On the Contribution of "Fresh" Cosmic Rays to the Excesses of Secondary Particles

TL;DR

This paper proposes that fresh cosmic rays from young accelerators contribute to observed excesses in secondary particles, explaining discrepancies in gamma-ray, neutrino, and positron data, and predicts observable signatures in upcoming experiments.

Contribution

It introduces a novel model where local, young cosmic rays explain multiple secondary particle excesses and aligns well with recent high-precision observations.

Findings

Two-component gamma-ray spectrum matches observations.

Neutrino contribution could explain ~60% of IceCube data.

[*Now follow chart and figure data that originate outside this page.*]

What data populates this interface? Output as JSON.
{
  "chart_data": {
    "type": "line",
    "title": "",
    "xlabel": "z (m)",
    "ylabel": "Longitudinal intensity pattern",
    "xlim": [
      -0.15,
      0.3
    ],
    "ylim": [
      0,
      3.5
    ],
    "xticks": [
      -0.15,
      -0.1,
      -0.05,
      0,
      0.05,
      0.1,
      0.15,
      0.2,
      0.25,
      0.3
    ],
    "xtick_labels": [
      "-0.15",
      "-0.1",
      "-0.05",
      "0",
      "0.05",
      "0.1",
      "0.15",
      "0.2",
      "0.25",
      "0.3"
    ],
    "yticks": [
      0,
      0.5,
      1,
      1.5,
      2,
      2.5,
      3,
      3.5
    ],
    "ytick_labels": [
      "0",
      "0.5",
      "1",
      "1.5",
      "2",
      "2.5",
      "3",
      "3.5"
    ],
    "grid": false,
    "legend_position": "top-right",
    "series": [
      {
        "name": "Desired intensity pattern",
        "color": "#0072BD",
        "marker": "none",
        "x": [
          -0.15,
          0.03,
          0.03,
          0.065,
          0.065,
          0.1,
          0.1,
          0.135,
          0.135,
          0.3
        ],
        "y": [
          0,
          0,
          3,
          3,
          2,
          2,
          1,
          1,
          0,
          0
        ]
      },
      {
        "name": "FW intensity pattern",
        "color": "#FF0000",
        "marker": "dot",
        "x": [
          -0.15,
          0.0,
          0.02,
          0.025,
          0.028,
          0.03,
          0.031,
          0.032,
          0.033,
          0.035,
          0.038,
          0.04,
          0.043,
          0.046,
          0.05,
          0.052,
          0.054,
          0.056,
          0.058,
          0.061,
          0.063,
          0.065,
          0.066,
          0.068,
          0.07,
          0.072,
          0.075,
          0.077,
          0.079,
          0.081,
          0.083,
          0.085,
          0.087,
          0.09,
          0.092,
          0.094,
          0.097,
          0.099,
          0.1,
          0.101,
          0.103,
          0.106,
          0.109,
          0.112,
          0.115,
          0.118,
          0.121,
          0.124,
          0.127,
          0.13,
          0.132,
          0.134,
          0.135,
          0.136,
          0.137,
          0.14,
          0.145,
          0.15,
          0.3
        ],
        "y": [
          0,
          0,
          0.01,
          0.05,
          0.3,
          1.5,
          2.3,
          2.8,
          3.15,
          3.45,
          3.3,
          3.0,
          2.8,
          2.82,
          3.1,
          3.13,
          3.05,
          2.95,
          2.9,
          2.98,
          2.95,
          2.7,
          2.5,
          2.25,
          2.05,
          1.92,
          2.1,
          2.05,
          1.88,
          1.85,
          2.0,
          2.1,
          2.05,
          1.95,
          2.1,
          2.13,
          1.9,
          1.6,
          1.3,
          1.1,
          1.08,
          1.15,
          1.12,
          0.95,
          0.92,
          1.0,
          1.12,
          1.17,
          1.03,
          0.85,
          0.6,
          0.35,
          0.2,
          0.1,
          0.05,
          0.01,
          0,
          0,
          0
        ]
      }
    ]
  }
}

Positron excesses can be accounted for by the model.

Abstract

The standard model of cosmic ray propagation has been very successful in explaining all kinds of the Galactic cosmic ray spectra. However, high precision measurement recently revealed the appreciable discrepancy between data and model expectation, from spectrum observations of $\gamma$-rays, $e^+/e^-$ and probably the $B/C$ ratio starting from $\sim$10 GeV energy. In this work, we propose that the fresh cosmic rays, which are supplied by the young accelerators and detained by local magnetic field, can contribute additional secondary particles interacting with local materials. As this early cosmic ray has a hard spectrum, the model calculation results in a two-component $\gamma$-ray spectrum, which agree very well with the observation. Simultaneously, the expected neutrino number from the galactic plane could contribute $\sim60\%$ of IceCube observation neutrino number below a few hundreds of TeV. The same pp-collision process can account for a significant amount of the positron excesses. Under this model, it is expected that the excesses in $\overline p/p$ and $B/C$ ratio will show up when energy is above $\sim$10 GeV. We look forward that the model will be tested in the near future by new observations from AMS02, IceCube, AS$\gamma$, HAWC and future experiments such as LHASSO, HiSCORE and CTA.